Increasing budgets for mature business intelligence (BI)
technologies (extraction, transformation and loading (ETL),
online analytical processing (OLAP)) may not herald an economic turn around, but
they are an indication that
practitioners see the need to integrate and analyze data as being strong,
perhaps stronger even than the
need to cut costs.
The Data Warehouse
Institute (TDWI) Giga Research Quarterly Technology Survey,
conducted at the TDWI Boston Conference on August 25, 2003, has surfaced
indications of increased optimism
in the business intelligence market. The data warehousing practitioners that
answered the survey anticipated
spending more for mature BI technologies ETL (62 percent) and OLAP (60 percent),
as well as servers in support of
data warehousing (62 percent).
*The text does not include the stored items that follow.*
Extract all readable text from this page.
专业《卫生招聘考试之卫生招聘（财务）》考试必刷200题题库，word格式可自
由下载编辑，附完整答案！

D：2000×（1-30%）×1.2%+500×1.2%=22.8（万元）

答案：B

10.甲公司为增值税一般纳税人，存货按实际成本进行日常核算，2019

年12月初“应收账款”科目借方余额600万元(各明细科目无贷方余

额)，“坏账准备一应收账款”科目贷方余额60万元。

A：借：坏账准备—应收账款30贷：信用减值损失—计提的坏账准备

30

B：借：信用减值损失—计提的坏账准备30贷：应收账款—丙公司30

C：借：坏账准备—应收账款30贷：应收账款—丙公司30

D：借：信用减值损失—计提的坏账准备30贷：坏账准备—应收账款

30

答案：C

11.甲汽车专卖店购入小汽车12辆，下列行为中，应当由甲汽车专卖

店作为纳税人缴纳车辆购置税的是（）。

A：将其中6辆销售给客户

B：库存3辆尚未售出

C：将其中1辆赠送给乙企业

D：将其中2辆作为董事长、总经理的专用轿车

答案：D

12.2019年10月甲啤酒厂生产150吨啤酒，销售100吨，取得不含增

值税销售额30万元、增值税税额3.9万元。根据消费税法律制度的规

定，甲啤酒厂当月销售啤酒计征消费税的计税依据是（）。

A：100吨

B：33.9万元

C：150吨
More modest increases for the less mature BI
technologies data mining (34 percent)
and data profiling (38 percent) point to a continued sense of caution with
these useful, yet less proven emerging technologies.
There are other indicators hidden within these survey results,
as the largest segment of respondents remain undecided,
ranging from a low of 31percent for servers up to 63 percent for data mining.
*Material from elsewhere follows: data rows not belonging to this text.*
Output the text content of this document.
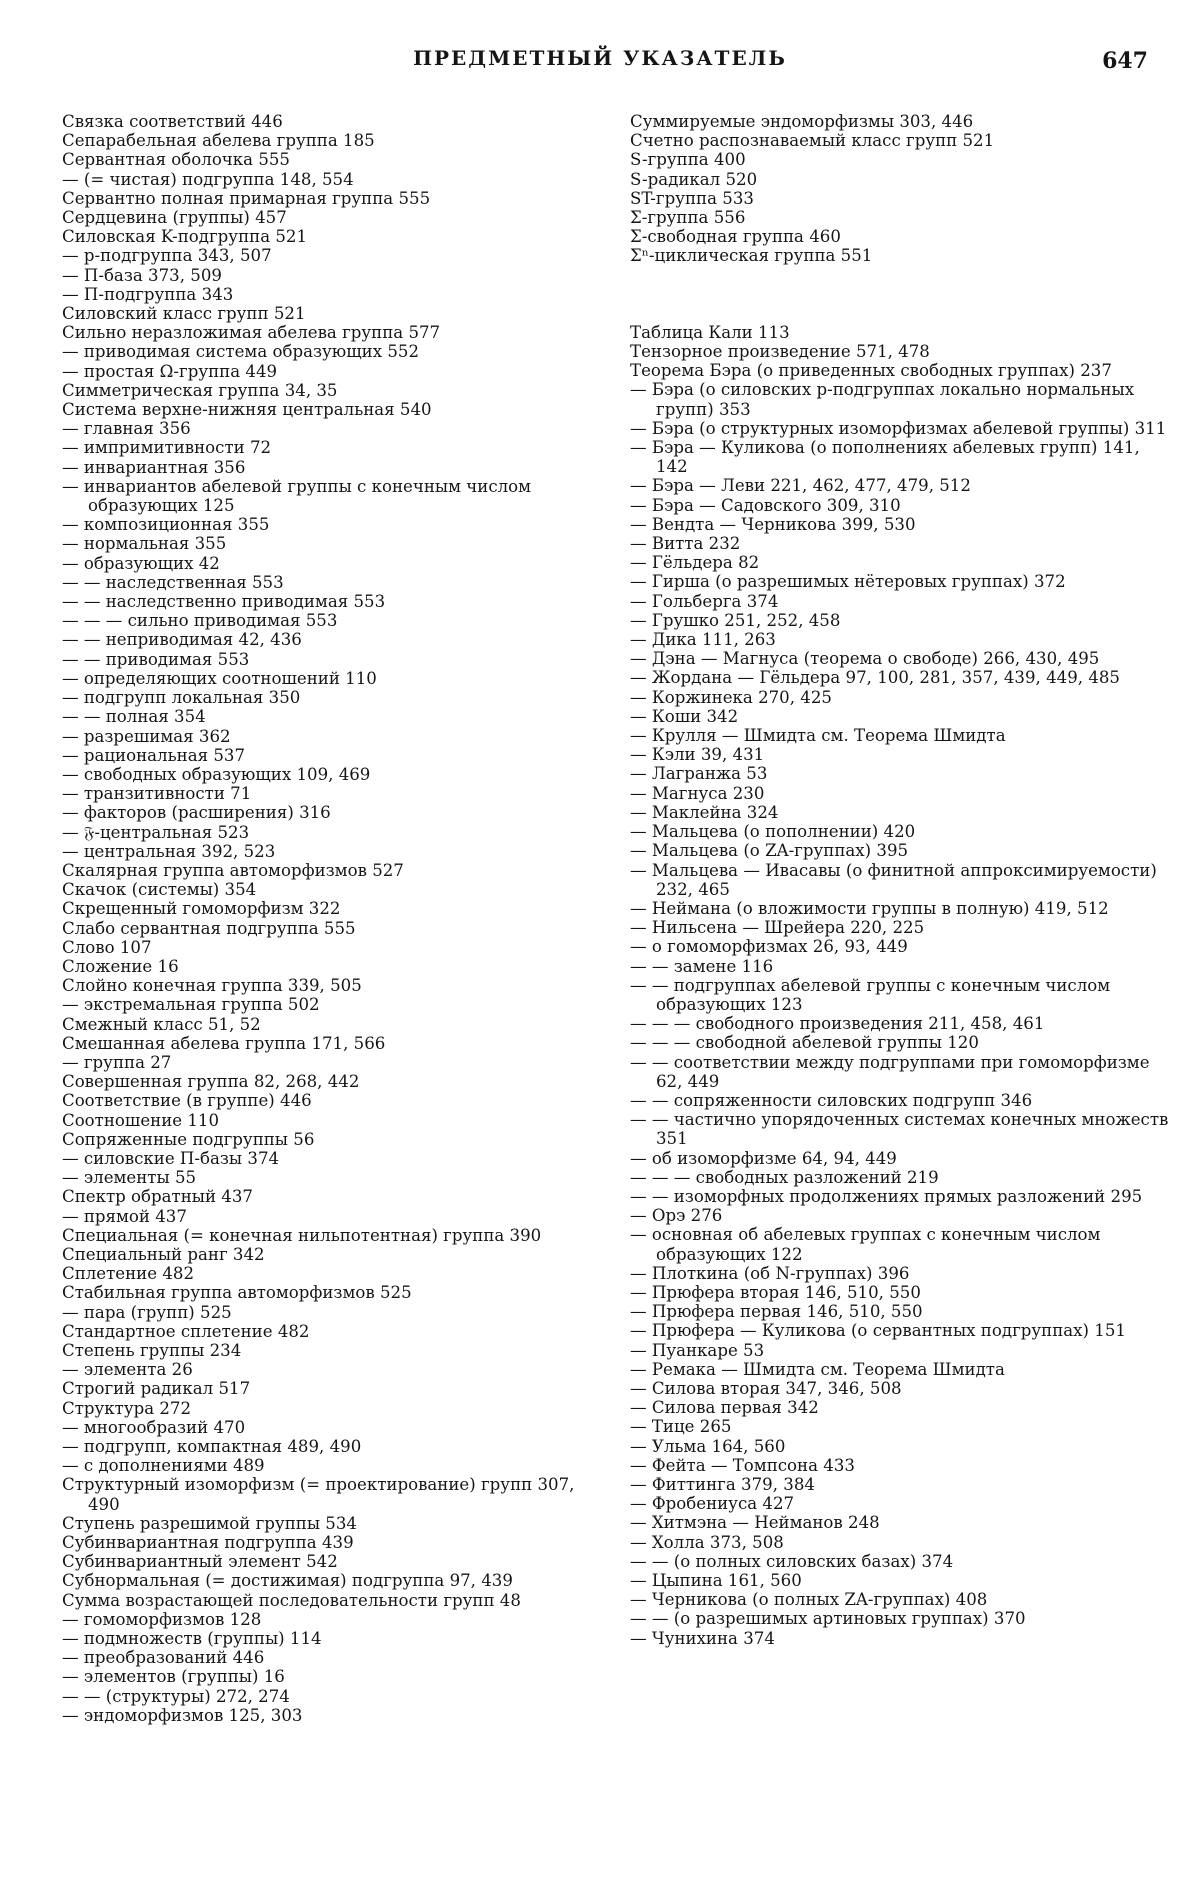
ПРЕДМЕТНЫЙ УКАЗАТЕЛЬ	647

Связка соответствий 446

Сепарабельная абелева группа 185

Сервантная оболочка 555

— (= чистая) подгруппа 148, 554

Сервантно полная примарная группа 555

Сердцевина (группы) 457

Силовская K-подгруппа 521

— p-подгруппа 343, 507

— П-база 373, 509

— П-подгруппа 343

Силовский класс групп 521

Сильно неразложимая абелева группа 577

— приводимая система образующих 552

— простая Ω-группа 449

Симметрическая группа 34, 35

Система верхне-нижняя центральная 540

— главная 356

— импримитивности 72

— инвариантная 356

— инвариантов абелевой группы с конечным числом образующих 125

— композиционная 355

— нормальная 355

— образующих 42

— — наследственная 553

— — наследственно приводимая 553

— — — сильно приводимая 553

— — неприводимая 42, 436

— — приводимая 553

— определяющих соотношений 110

— подгрупп локальная 350

— — полная 354

— разрешимая 362

— рациональная 537

— свободных образующих 109, 469

— транзитивности 71

— факторов (расширения) 316

— 𝔉-центральная 523

— центральная 392, 523

Скалярная группа автоморфизмов 527

Скачок (системы) 354

Скрещенный гомоморфизм 322

Слабо сервантная подгруппа 555

Слово 107

Сложение 16

Слойно конечная группа 339, 505

— экстремальная группа 502

Смежный класс 51, 52

Смешанная абелева группа 171, 566

— группа 27

Совершенная группа 82, 268, 442

Соответствие (в группе) 446

Соотношение 110

Сопряженные подгруппы 56

— силовские П-базы 374

— элементы 55

Спектр обратный 437

— прямой 437

Специальная (= конечная нильпотентная) группа 390

Специальный ранг 342

Сплетение 482

Стабильная группа автоморфизмов 525

— пара (групп) 525

Стандартное сплетение 482

Степень группы 234

— элемента 26

Строгий радикал 517

Структура 272

— многообразий 470

— подгрупп, компактная 489, 490

— с дополнениями 489

Структурный изоморфизм (= проектирование) групп 307, 490

Ступень разрешимой группы 534

Субинвариантная подгруппа 439

Субинвариантный элемент 542

Субнормальная (= достижимая) подгруппа 97, 439

Сумма возрастающей последовательности групп 48

— гомоморфизмов 128

— подмножеств (группы) 114

— преобразований 446

— элементов (группы) 16

— — (структуры) 272, 274

— эндоморфизмов 125, 303

Суммируемые эндоморфизмы 303, 446

Счетно распознаваемый класс групп 521

S-группа 400

S-радикал 520

ST-группа 533

Σ-группа 556

Σ-свободная группа 460

Σⁿ-циклическая группа 551

Таблица Кали 113

Тензорное произведение 571, 478

Теорема Бэра (о приведенных свободных группах) 237

— Бэра (о силовских p-подгруппах локально нормальных групп) 353

— Бэра (о структурных изоморфизмах абелевой группы) 311

— Бэра — Куликова (о пополнениях абелевых групп) 141, 142

— Бэра — Леви 221, 462, 477, 479, 512

— Бэра — Садовского 309, 310

— Вендта — Черникова 399, 530

— Витта 232

— Гёльдера 82

— Гирша (о разрешимых нётеровых группах) 372

— Гольберга 374

— Грушко 251, 252, 458

— Дика 111, 263

— Дэна — Магнуса (теорема о свободе) 266, 430, 495

— Жордана — Гёльдера 97, 100, 281, 357, 439, 449, 485

— Коржинека 270, 425

— Коши 342

— Крулля — Шмидта см. Теорема Шмидта

— Кэли 39, 431

— Лагранжа 53

— Магнуса 230

— Маклейна 324

— Мальцева (о пополнении) 420

— Мальцева (о ZA-группах) 395

— Мальцева — Ивасавы (о финитной аппроксимируемости) 232, 465

— Неймана (о вложимости группы в полную) 419, 512

— Нильсена — Шрейера 220, 225

— о гомоморфизмах 26, 93, 449

— — замене 116

— — подгруппах абелевой группы с конечным числом образующих 123

— — — свободного произведения 211, 458, 461

— — — свободной абелевой группы 120

— — соответствии между подгруппами при гомоморфизме 62, 449

— — сопряженности силовских подгрупп 346

— — частично упорядоченных системах конечных множеств 351

— об изоморфизме 64, 94, 449

— — — свободных разложений 219

— — изоморфных продолжениях прямых разложений 295

— Орэ 276

— основная об абелевых группах с конечным числом образующих 122

— Плоткина (об N-группах) 396

— Прюфера вторая 146, 510, 550

— Прюфера первая 146, 510, 550

— Прюфера — Куликова (о сервантных подгруппах) 151

— Пуанкаре 53

— Ремака — Шмидта см. Теорема Шмидта

— Силова вторая 347, 346, 508

— Силова первая 342

— Тице 265

— Ульма 164, 560

— Фейта — Томпсона 433

— Фиттинга 379, 384

— Фробениуса 427

— Хитмэна — Нейманов 248

— Холла 373, 508

— — (о полных силовских базах) 374

— Цыпина 161, 560

— Черникова (о полных ZA-группах) 408

— — (о разрешимых артиновых группах) 370

— Чунихина 374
However, there is more optimism
in the numbers for increases greater than 5 percent, which are as high as 39
percent for ETL, 40 percent for
OLAP and 44 percent for servers. In contrast, the expected budget decreases are
an order of magnitude lower for
all of these BI technologies, ranging from a low of 2.5 percent for OLAP to a
high of only 6.2 percent for
servers (see table below).
These results should not be seen as a sign of complete economic
turnaround in light of the fact that there is no mention
of new jobs being created. Rather, these results should be viewed merely as a
subtle shift in the perspective
of BI practitioners.
Recommendations
User organizations, and in particular IT, should increase
budgets for mature BI technologies, specifically data integration
and servers in support of BI initiatives. Approach emerging data mining
technologies cautiously, placing
an emphasis on predictive analysis solutions (fraud detection, customer churn)
that are targeted at business and
casual users rather than tools that are targeted at the statisticians. Look to
data quality as a major technology
investment in the next 24 to 36 months, since bad data is more difficult to
integrate, wastes server resources
and yields invalid historical and predictive analytic results.